In fact, bad breath from stomach issues can be even more perplexing than typical bad breath, because it's harder to identify, isolate and treat. Still, understanding the different causes of stomach-related halitosis can help you decide if your bad breath is just from a garlicky lunch, or something more serious.

Causes of bad breath

Your digestive tract can have more to do with your oral health than you think. Here are some common problems when dealing with bad breath from stomach issues:

• GERD or reflux

If you tend to have heartburn or reflux after eating certain foods – think dairy and spicy fare – then your bad breath could be related to the excess acid produced by your digestive tract. Those acids can have a sour odour, resulting in those gaseous smells affecting your breath.

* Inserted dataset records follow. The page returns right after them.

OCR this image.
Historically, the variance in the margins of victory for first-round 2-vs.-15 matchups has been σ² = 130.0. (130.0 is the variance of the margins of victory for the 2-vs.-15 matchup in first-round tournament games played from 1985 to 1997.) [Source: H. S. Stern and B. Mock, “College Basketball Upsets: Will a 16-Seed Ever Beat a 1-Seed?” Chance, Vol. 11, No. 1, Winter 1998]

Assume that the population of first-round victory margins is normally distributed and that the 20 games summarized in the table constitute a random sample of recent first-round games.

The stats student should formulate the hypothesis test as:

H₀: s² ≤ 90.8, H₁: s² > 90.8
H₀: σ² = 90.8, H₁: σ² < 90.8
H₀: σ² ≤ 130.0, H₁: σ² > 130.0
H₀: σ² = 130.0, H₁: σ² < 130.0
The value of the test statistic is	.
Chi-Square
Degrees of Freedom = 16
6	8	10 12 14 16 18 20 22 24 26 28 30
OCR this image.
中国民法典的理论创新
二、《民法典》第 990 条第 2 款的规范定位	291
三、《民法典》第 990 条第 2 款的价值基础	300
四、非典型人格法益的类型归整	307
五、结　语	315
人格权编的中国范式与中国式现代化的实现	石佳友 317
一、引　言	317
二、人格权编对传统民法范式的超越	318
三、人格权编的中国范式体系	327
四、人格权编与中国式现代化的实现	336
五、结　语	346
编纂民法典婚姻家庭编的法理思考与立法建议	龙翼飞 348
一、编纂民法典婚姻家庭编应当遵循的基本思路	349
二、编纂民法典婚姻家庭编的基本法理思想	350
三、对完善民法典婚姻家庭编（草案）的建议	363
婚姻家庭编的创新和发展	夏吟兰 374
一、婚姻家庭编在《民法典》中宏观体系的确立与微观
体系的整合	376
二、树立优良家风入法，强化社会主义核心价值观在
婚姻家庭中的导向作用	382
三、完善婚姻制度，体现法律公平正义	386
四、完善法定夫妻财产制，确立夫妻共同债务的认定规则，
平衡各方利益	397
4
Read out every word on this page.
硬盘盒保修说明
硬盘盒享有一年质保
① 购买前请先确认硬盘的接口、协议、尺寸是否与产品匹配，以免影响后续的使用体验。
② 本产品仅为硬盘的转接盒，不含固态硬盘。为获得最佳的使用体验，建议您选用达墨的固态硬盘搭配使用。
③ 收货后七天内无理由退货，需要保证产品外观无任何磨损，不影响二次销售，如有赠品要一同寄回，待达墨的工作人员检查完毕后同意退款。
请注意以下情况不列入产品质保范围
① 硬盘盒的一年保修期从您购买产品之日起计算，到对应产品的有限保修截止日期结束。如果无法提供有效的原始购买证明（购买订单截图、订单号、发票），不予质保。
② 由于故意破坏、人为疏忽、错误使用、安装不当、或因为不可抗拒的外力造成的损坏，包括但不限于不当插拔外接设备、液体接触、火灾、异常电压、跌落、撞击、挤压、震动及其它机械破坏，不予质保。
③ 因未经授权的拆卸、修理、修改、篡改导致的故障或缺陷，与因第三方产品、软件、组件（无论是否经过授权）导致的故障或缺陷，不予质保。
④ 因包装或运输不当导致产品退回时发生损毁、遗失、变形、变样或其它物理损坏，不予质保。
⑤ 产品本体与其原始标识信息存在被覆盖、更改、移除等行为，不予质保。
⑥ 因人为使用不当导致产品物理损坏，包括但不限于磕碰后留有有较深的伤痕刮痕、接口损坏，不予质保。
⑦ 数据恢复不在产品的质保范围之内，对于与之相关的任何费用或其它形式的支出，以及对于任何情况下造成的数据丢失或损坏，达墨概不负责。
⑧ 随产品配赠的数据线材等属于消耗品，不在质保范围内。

Bad breath can be a sign of Gastroesophageal Reflux Disease, or GERD.

• Kidney disease

Bad breath that smells fishy or has a heavy ammonia-like smell can sometimes be a sign of chronic kidney disease.

• Ulcers

Halitosis in the mouth is often attributed to the common H.pylori bacteria. It is hypothesised that this bacteria not only contributes to stomach ulcers but can emit a sulphuric odour.

Dealing with bad breath

The first step in dealing with bad breath that seems to come from the stomach is determining its cause. If you know that you're sensitive to certain foods, you'll know that your bad breath is probably related to stomach acid.

Or, if you notice that the smell is distinctively ammonia-like in scent, you could deduce that it might be the result of a kidney infection or chronic disease.

Talk to your doctor about what you think might be the cause of your halitosis, so you can work together to come up with a treatment plan for your specific issue.

Once you've addressed the underlying issue for your bad breath, you can consider other treatment options to keep unpleasant scents at bay.

•Avoid your triggers

If spicy food, dairy, stress, or other triggers seem to make your bad breath worse, take note so you can avoid them in the future.

•Chew gum

Chewing on sugar-free gum to help banish bad breath, if only for a short while until you can address the real issue.

•Keep a healthy mouth

Just because your bad breath stems from a stomach issue doesn't mean you should ignore your oral hygiene. Brushing twice daily and using a mouthwash helps to kill some bacteria that contributes to bad breath.

•Consider a probiotic

Better breath could start with a healthier gut, so talk to your doctor about taking a probiotic or adding a daily cup of yogurt to your health routine. Probiotics can restore the balance of acid in your digestive tract so you're less likely to suffer some negative effects.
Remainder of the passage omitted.